There’s some logic, then, to the games that deal with huge population losses and get written off by many players, only to continue onward with aims to retain that core of loyal players until a more natural growth point happens again. I’ve talked about the multiple options and costs that lead us to probably not value the place of our MMOs as centrally as they might have once been to our entertainment lives. Yet, just think about it from a studio’s point of view - retaining the players you already have a relationship with, whether they’re paying customers or not, is difficult, but builds the backbone of the game.
There have been many shifts surrounding MMOs, including a broadening of the term, but the players clearly remain important. In fact, the report concludes that the first 30 days post-launch are critical in judging a game’s long-term potential. Given the data here, the recent spikes in activity in games like Star Wars: The Old Republic and Guild Wars 2, although operating on different models (hybrid free to play versus buy to play), are both benefiting from the release or upcoming release of significant expansions, several years after initial release. The Elder Scrolls Online will also be a case to watch, given its shift to a buy to play hybrid model. Though for that game, the lack of official player numbers as well as only being able to guess now if subscriptions will plummet, leave that for another day’s analysis.

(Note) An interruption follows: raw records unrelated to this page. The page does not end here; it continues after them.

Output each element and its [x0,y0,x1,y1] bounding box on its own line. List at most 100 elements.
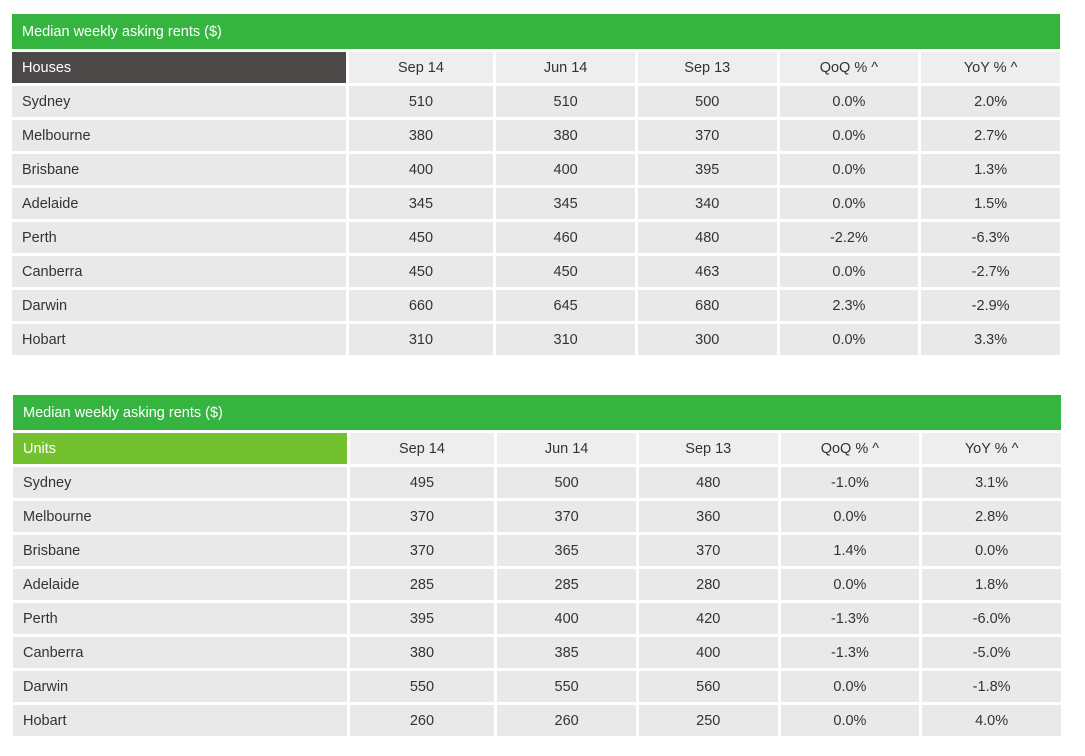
value-cell: 0.0% [780,705,920,736]
value-cell: 260 [349,705,495,736]
table-row: Melbourne 370 370 360 0.0% 2.8% [13,501,1061,532]
value-cell: 345 [496,188,635,219]
value-cell: -2.2% [779,222,919,253]
city-label: Perth [12,222,346,253]
column-header-sep13: Sep 13 [637,52,777,83]
city-label: Adelaide [13,569,347,600]
value-cell: 2.7% [921,120,1060,151]
value-cell: 0.0% [780,569,920,600]
table-row: Sydney 495 500 480 -1.0% 3.1% [13,467,1061,498]
table-row: Canberra 380 385 400 -1.3% -5.0% [13,637,1061,668]
value-cell: 1.4% [780,535,920,566]
column-header-jun14: Jun 14 [496,52,635,83]
value-cell: 300 [637,324,777,355]
table-row: Hobart 310 310 300 0.0% 3.3% [12,324,1060,355]
value-cell: 0.0% [779,120,919,151]
value-cell: 2.3% [779,290,919,321]
value-cell: 380 [496,120,635,151]
houses-table-body: Sydney 510 510 500 0.0% 2.0% Melbourne 380 380 37… [12,86,1060,355]
table-row: Melbourne 380 380 370 0.0% 2.7% [12,120,1060,151]
value-cell: 380 [348,120,494,151]
value-cell: 480 [637,222,777,253]
value-cell: 3.1% [922,467,1061,498]
houses-rent-table: Median weekly asking rents ($) Houses Se… [9,11,1063,358]
units-table-body: Sydney 495 500 480 -1.0% 3.1% Melbourne 370 370 3… [13,467,1061,736]
value-cell: 495 [349,467,495,498]
value-cell: 285 [497,569,636,600]
value-cell: 310 [496,324,635,355]
city-label: Hobart [12,324,346,355]
city-label: Brisbane [12,154,346,185]
value-cell: 1.8% [922,569,1061,600]
value-cell: -1.3% [780,637,920,668]
value-cell: 250 [638,705,778,736]
value-cell: 395 [637,154,777,185]
value-cell: 400 [497,603,636,634]
value-cell: 0.0% [779,154,919,185]
value-cell: 0.0% [779,324,919,355]
value-cell: 550 [349,671,495,702]
city-label: Darwin [12,290,346,321]
table-row: Perth 395 400 420 -1.3% -6.0% [13,603,1061,634]
table-row: Sydney 510 510 500 0.0% 2.0% [12,86,1060,117]
city-label: Sydney [12,86,346,117]
city-label: Canberra [12,256,346,287]
houses-group-label: Houses [12,52,346,83]
houses-table-title: Median weekly asking rents ($) [12,14,1060,49]
value-cell: 450 [348,256,494,287]
value-cell: -1.8% [922,671,1061,702]
value-cell: 420 [638,603,778,634]
value-cell: 370 [638,535,778,566]
table-row: Canberra 450 450 463 0.0% -2.7% [12,256,1060,287]
value-cell: 400 [496,154,635,185]
table-row: Adelaide 345 345 340 0.0% 1.5% [12,188,1060,219]
city-label: Adelaide [12,188,346,219]
value-cell: 0.0% [779,256,919,287]
value-cell: -6.3% [921,222,1060,253]
column-header-qoq: QoQ % ^ [779,52,919,83]
value-cell: 510 [348,86,494,117]
value-cell: 345 [348,188,494,219]
city-label: Melbourne [13,501,347,532]
value-cell: 450 [496,256,635,287]
value-cell: 2.0% [921,86,1060,117]
value-cell: -2.9% [921,290,1060,321]
table-row: Adelaide 285 285 280 0.0% 1.8% [13,569,1061,600]
value-cell: 560 [638,671,778,702]
value-cell: 285 [349,569,495,600]
value-cell: 660 [348,290,494,321]
city-label: Perth [13,603,347,634]
table-row: Darwin 660 645 680 2.3% -2.9% [12,290,1060,321]
city-label: Canberra [13,637,347,668]
column-header-yoy: YoY % ^ [921,52,1060,83]
column-header-yoy: YoY % ^ [922,433,1061,464]
value-cell: 1.5% [921,188,1060,219]
value-cell: -5.0% [922,637,1061,668]
table-row: Brisbane 400 400 395 0.0% 1.3% [12,154,1060,185]
column-header-sep14: Sep 14 [349,433,495,464]
value-cell: 400 [638,637,778,668]
units-rent-table: Median weekly asking rents ($) Units Sep… [10,392,1064,739]
value-cell: 0.0% [780,501,920,532]
column-header-jun14: Jun 14 [497,433,636,464]
value-cell: 460 [496,222,635,253]
value-cell: 365 [497,535,636,566]
city-label: Darwin [13,671,347,702]
column-header-sep13: Sep 13 [638,433,778,464]
units-table-title: Median weekly asking rents ($) [13,395,1061,430]
value-cell: 370 [637,120,777,151]
value-cell: 645 [496,290,635,321]
column-header-qoq: QoQ % ^ [780,433,920,464]
city-label: Hobart [13,705,347,736]
value-cell: 0.0% [780,671,920,702]
value-cell: 4.0% [922,705,1061,736]
value-cell: 340 [637,188,777,219]
city-label: Brisbane [13,535,347,566]
value-cell: 2.8% [922,501,1061,532]
value-cell: 3.3% [921,324,1060,355]
table-row: Brisbane 370 365 370 1.4% 0.0% [13,535,1061,566]
city-label: Melbourne [12,120,346,151]
value-cell: 480 [638,467,778,498]
value-cell: 0.0% [779,188,919,219]
value-cell: -1.0% [780,467,920,498]
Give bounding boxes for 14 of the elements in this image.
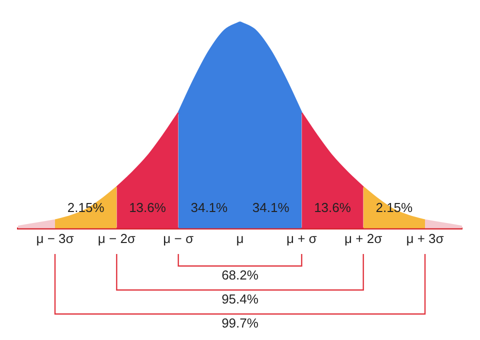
annotation: 34.1% [190, 200, 228, 215]
text: 95.4% [222, 292, 259, 307]
annotation: 34.1% [252, 200, 290, 215]
annotation: 13.6% [314, 200, 352, 215]
x-tick-label: μ [236, 230, 244, 246]
x-tick-label: μ + σ [286, 230, 317, 246]
text: 68.2% [222, 268, 259, 283]
x-tick-label: μ + 2σ [344, 230, 382, 246]
x-tick-label: μ − σ [163, 230, 194, 246]
x-tick-label: μ + 3σ [406, 230, 444, 246]
text: 99.7% [222, 316, 259, 331]
x-tick-label: μ − 2σ [98, 230, 136, 246]
x-tick-label: μ − 3σ [36, 230, 74, 246]
annotation: 13.6% [129, 200, 166, 215]
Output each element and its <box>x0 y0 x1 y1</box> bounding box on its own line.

Still, while this only covers free to play games, it lends something to arguments both positive and negative about the free to play model. Those who feel that free to play equals a throwaway game that isn’t worth much will point to low retention and see justification. Those who see the numbers about decay slowing down and players discovering good games eventually will see justification too. So, ultimately, has this info just brought us into a big circle of the same arguments? Maybe, but the MMO community hasn’t had such info before, and even with its flaws, it can help us with some understanding of how we play.